The ups has a serial port and works well with Windows, along with a serial to USB adapter and the Opti-UPS ‘Sentry’ software, the UPS can tell Windows when it has switched to battery mode on an AC power failure. This allows Windows to shut down properly if needed.
The Sentry software is not available for Linux and the serial data is non-standard and not easy to decipher. It’s not even supported by NUT (http://www.networkupstools.org)
So I decided to use the front LED’s on the device to ascertain the current state of the UPS, the green LED means the UPS is on AC mode, orange means battery mode.
I took the UPS apart and soldered two wires to the battery mode LED, fed these outside of the UPS and hooked them up to a Raspberry Pi’s GPIO port and ground.
Now when the AC power fails, the UPS sends 1.8v to the front LED and the Raspberry Pi reads a logic 1 on it’s GPIO pin (pin 5 set as an input).
This means I can monitor that pin with a BASH script, and have the script shutdown my NAS, and other networked devices all being powered by the UPS - over SSH.

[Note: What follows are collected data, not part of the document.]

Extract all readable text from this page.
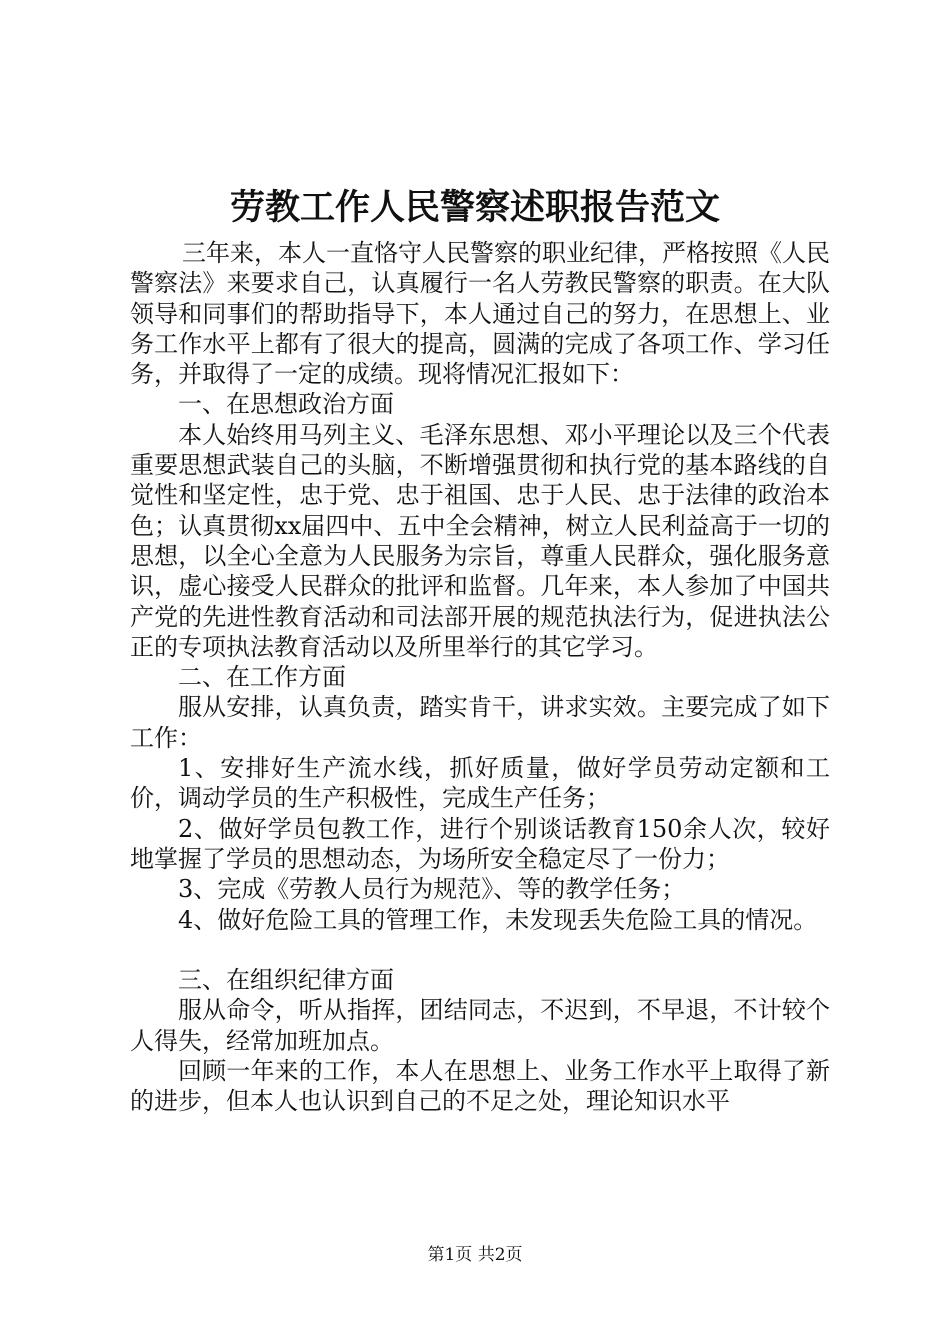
劳教工作人民警察述职报告范文

三年来，本人一直恪守人民警察的职业纪律，严格按照《人民警察法》来要求自己，认真履行一名人劳教民警察的职责。在大队领导和同事们的帮助指导下，本人通过自己的努力，在思想上、业务工作水平上都有了很大的提高，圆满的完成了各项工作、学习任务，并取得了一定的成绩。现将情况汇报如下：

一、在思想政治方面

本人始终用马列主义、毛泽东思想、邓小平理论以及三个代表重要思想武装自己的头脑，不断增强贯彻和执行党的基本路线的自觉性和坚定性，忠于党、忠于祖国、忠于人民、忠于法律的政治本色；认真贯彻xx届四中、五中全会精神，树立人民利益高于一切的思想，以全心全意为人民服务为宗旨，尊重人民群众，强化服务意识，虚心接受人民群众的批评和监督。几年来，本人参加了中国共产党的先进性教育活动和司法部开展的规范执法行为，促进执法公正的专项执法教育活动以及所里举行的其它学习。

二、在工作方面

服从安排，认真负责，踏实肯干，讲求实效。主要完成了如下工作：

1、安排好生产流水线，抓好质量，做好学员劳动定额和工价，调动学员的生产积极性，完成生产任务；

2、做好学员包教工作，进行个别谈话教育150余人次，较好地掌握了学员的思想动态，为场所安全稳定尽了一份力；

3、完成《劳教人员行为规范》、等的教学任务；

4、做好危险工具的管理工作，未发现丢失危险工具的情况。

三、在组织纪律方面

服从命令，听从指挥，团结同志，不迟到，不早退，不计较个人得失，经常加班加点。

回顾一年来的工作，本人在思想上、业务工作水平上取得了新的进步，但本人也认识到自己的不足之处，理论知识水平

第1页 共2页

The example script I've made checks the GPIO pin every few seconds, and if it reads a "1" then the AC power is down, It then sends me a push notification to my iPhone using Prowl/Growl. If the AC power remains off for longer than 30 seconds the script issues a shutdown command to my NAS drive. The GPIO pin is then monitored again, until the power is restored, then it sends a WakeOnLan packet to the NAS to power it up again.
You'll need to enable passwordless ssh logins to your own devices if you use this same method.